UCCF’s Doctrinal Basis is a confession for today, announcing mere Christian orthodoxy to our generation. It does not seek to narrow the bounds to define contentious issues such as election, baptism, eschatology, etc. Rather, as the Nicene Creed had a particular eye to a correct view of the person of Christ, so the Doctrinal Basis has, amongst other concerns, a particular eye to a correct view of the work of Christ on the cross, and to the authority of his word, the scriptures, doctrines that are especially under threat today.
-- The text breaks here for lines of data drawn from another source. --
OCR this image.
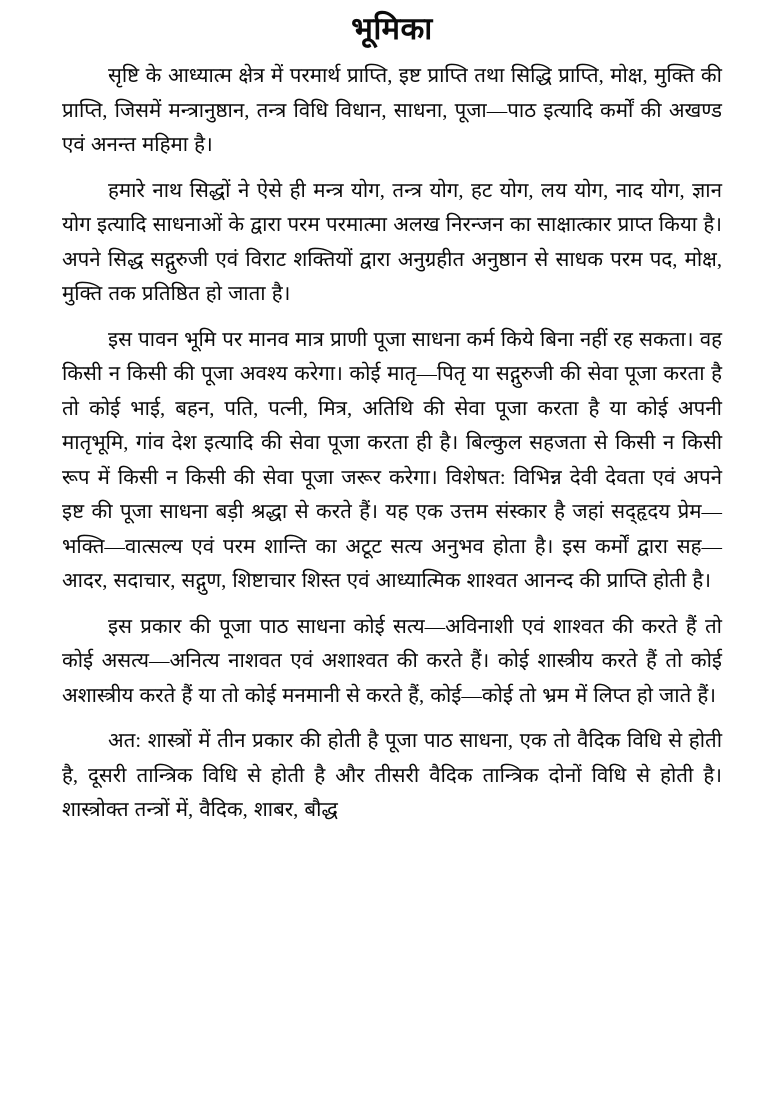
भूमिका

सृष्टि के आध्यात्म क्षेत्र में परमार्थ प्राप्ति, इष्ट प्राप्ति तथा सिद्धि प्राप्ति, मोक्ष, मुक्ति की प्राप्ति, जिसमें मन्त्रानुष्ठान, तन्त्र विधि विधान, साधना, पूजा—पाठ इत्यादि कर्मों की अखण्ड एवं अनन्त महिमा है।

हमारे नाथ सिद्धों ने ऐसे ही मन्त्र योग, तन्त्र योग, हट योग, लय योग, नाद योग, ज्ञान योग इत्यादि साधनाओं के द्वारा परम परमात्मा अलख निरन्जन का साक्षात्कार प्राप्त किया है। अपने सिद्ध सद्गुरुजी एवं विराट शक्तियों द्वारा अनुग्रहीत अनुष्ठान से साधक परम पद, मोक्ष, मुक्ति तक प्रतिष्ठित हो जाता है।

इस पावन भूमि पर मानव मात्र प्राणी पूजा साधना कर्म किये बिना नहीं रह सकता। वह किसी न किसी की पूजा अवश्य करेगा। कोई मातृ—पितृ या सद्गुरुजी की सेवा पूजा करता है तो कोई भाई, बहन, पति, पत्नी, मित्र, अतिथि की सेवा पूजा करता है या कोई अपनी मातृभूमि, गांव देश इत्यादि की सेवा पूजा करता ही है। बिल्कुल सहजता से किसी न किसी रूप में किसी न किसी की सेवा पूजा जरूर करेगा। विशेषत: विभिन्न देवी देवता एवं अपने इष्ट की पूजा साधना बड़ी श्रद्धा से करते हैं। यह एक उत्तम संस्कार है जहां सद्हृदय प्रेम—भक्ति—वात्सल्य एवं परम शान्ति का अटूट सत्य अनुभव होता है। इस कर्मों द्वारा सह—आदर, सदाचार, सद्गुण, शिष्टाचार शिस्त एवं आध्यात्मिक शाश्वत आनन्द की प्राप्ति होती है।

इस प्रकार की पूजा पाठ साधना कोई सत्य—अविनाशी एवं शाश्वत की करते हैं तो कोई असत्य—अनित्य नाशवत एवं अशाश्वत की करते हैं। कोई शास्त्रीय करते हैं तो कोई अशास्त्रीय करते हैं या तो कोई मनमानी से करते हैं, कोई—कोई तो भ्रम में लिप्त हो जाते हैं।

अत: शास्त्रों में तीन प्रकार की होती है पूजा पाठ साधना, एक तो वैदिक विधि से होती है, दूसरी तान्त्रिक विधि से होती है और तीसरी वैदिक तान्त्रिक दोनों विधि से होती है। शास्त्रोक्त तन्त्रों में, वैदिक, शाबर, बौद्ध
It is not the normal function of a confession of faith to spell out expectations of behaviour. A confession is, after all, a testimony to the faith, not a testimony to our response. To an age that sees doctrine as a cerebral nicety, this inevitably makes the confession look somewhat irrelevant to ‘real life’. Yet the very existence of the confession testifies that here is truth that demands a response. A confession therefore demands that we have the integrity to respond appropriately to the truth being confessed. In this way the doctrine becomes profoundly life-shaping. For example, to confess with integrity that Jesus is Lord, and that the Spirit works in us to make us Christlike, means rejecting sin and altering every aspect of our lives.
By demanding such integrity from us, confessions forbid us to be nominal in our assent. Thus to sign the Doctrinal Basis but then ignore its doctrines and their entailments is simple deceit. For instance, were a speaker to condone, or indulge in, sexual activity outside of marriage, that would violate the DB’s assertion that the bible is the supreme authority in all matters of belief and behaviour, for the bible is clear on that issue. Likewise, if a speaker were consistently failing to mention God’s wrath and his just condemnation of sinful humanity, he would be failing to adhere to what the DB describes as a fundamental truth of Christianity. This delineation of teaching and practice works just as much with what the DB does not teach. A speaker might have a strong belief in a particular understanding of the extent of the atonement, for example; however, if he were to insist on that understanding as essential for all members of the Fellowship, he would be violating the DB just as much as the others.
In sum, the DB, as a confession, draws us, body and soul, into obedience to God’s word. Through it we reject our natural rejection of revelation; we are led to know the gospel with ever-greater clarity; we ally ourselves with the gospel and there find unity; we defy and deny what it opposes; we shape our lives, thoughts, ministries and teaching. God has spoken! We confess it. To him alone be the glory.